I am a junior nursing major at Villanova University, and I am from Bethesda, MD. I’m involved in both the Washington D.C. and Philadelphia chapters. The past four years, I have participated in the DC chapter’s Take Steps walk, which is one of my favorite awareness and fundraising events. I also participated in my first Day on the Hill in May, where we lobbied to congressmen and women on behalf of the CCFA. I strongly encourage anyone to join us this coming May, because the experience was extremely eye opening and I learned so much about CCFA, research on IBD, and legislation!
Now for a little about myself, I was diagnosed with Crohn’s disease as a junior in high school. While my case of Crohn’s is very severe, I have been lucky to avoid surgery, and have had great success with my Remicade infusions. The first six months after being diagnosed were the hardest, as it is with many IBD patients. I missed too much school, could hardly walk because of the constant pain, dropped a lot of weight, and was waiting for my doctor to pick a treatment (other than Prednisone) that worked.

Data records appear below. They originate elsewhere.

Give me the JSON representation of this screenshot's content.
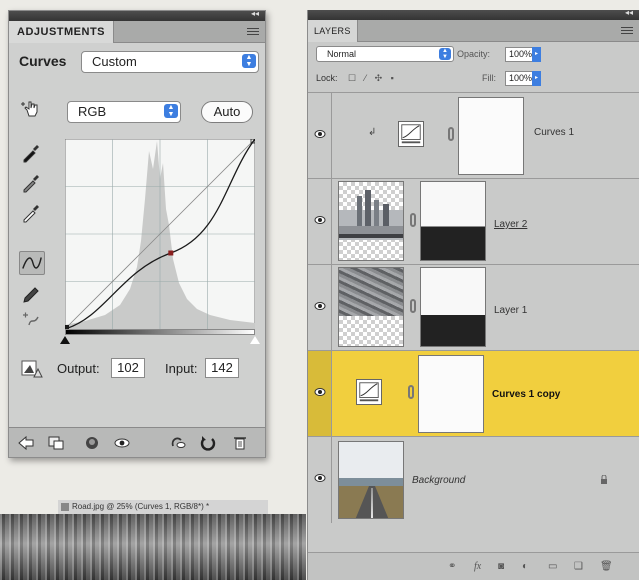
{
  "adjustments_panel": {
    "tab_label": "ADJUSTMENTS",
    "adjustment_label": "Curves",
    "preset_value": "Custom",
    "channel_value": "RGB",
    "auto_button_label": "Auto",
    "output_label": "Output:",
    "output_value": "102",
    "input_label": "Input:",
    "input_value": "142"
  },
  "curve": {
    "input_range": [
      0,
      255
    ],
    "output_range": [
      0,
      255
    ],
    "control_point": {
      "input": 142,
      "output": 102
    },
    "grid_divisions": 4
  },
  "document_tab": {
    "title": "Road.jpg @ 25% (Curves 1, RGB/8*) *"
  },
  "layers_panel": {
    "tab_label": "LAYERS",
    "blend_mode": "Normal",
    "opacity_label": "Opacity:",
    "opacity_value": "100%",
    "lock_label": "Lock:",
    "fill_label": "Fill:",
    "fill_value": "100%",
    "layers": [
      {
        "name": "Curves 1",
        "type": "adjustment",
        "selected": false,
        "clipped": true
      },
      {
        "name": "Layer 2",
        "type": "pixel-with-mask",
        "selected": false
      },
      {
        "name": "Layer 1",
        "type": "pixel-with-mask",
        "selected": false
      },
      {
        "name": "Curves 1 copy",
        "type": "adjustment",
        "selected": true
      },
      {
        "name": "Background",
        "type": "background",
        "selected": false,
        "locked": true
      }
    ]
  },
  "colors": {
    "panel_bg": "#cfd0cf",
    "selected_layer": "#f1cf3e",
    "accent_blue": "#3d7ee0",
    "titlebar": "#3d3d3d"
  }
}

I know that a place like Campus Connections would have helped me a lot. The support and advice from other teens fighting IBD is exactly what could have lifted my morale. Since then, I’ve realized how precious good health is, and I’ve decided that IBD won’t rule over me as it once did. I know how strong I’ve become from the fight against Crohn’s, and as youth, I know we all have the ability to help each other fight and become stronger, and make a different in the world of IBD. This is my second year on the National Youth Council and I am excited to work with the amazing group of NCCL members as advocates for the CCFA, to form a community for the youth suffering from IBD, and to spread awareness about Crohn’s and colitis!
My name is Monica Johnson and I am currently a sophomore electrical engineering major at The University of Texas at Austin. I was born in Chicago, IL and moved to Allen,TX when I was seven years old. I have a younger sister who's 15 and a younger brother who's 9.
I was diagnosed with Crohn's disease when I was just 5 years old and have tried many different types of medications and procedures to get me to where I am today. I am proud to say I am living a healthy and normal college life, well as normal as any IBD patient can have, and am so grateful to be where I am today.
Having this disease for so long has greatly impacted the person I am today and my strength and outlook on life. I have participated in many events to help raise awareness and fundraise money to help find a cure for this disease. Many of these events include Take Steps, Putt for a Purpose, bowl-a-thons and the gala. I also used to be a camper at Camp Oasis and am interested in becoming a counselor very soon. I have volunteered for my local North Texas Chapter for almost 7 years and have recently been involved with the South Texas Chapter while at school. I have been named Honored Hero at one of the annual Take Steps walks in Dallas as well as the Youth Ambassador. This year I plan to start training for the Team Challenge race in Kona, Hawaii which takes place next summer and as a practice race I hope to start a Campus Challenge team on my own campus. I have been a member of the National Council of College Leaders for one year now and it has been so inspiring to be able to work with such amazing people and actually be able to contribute to the CCFA community.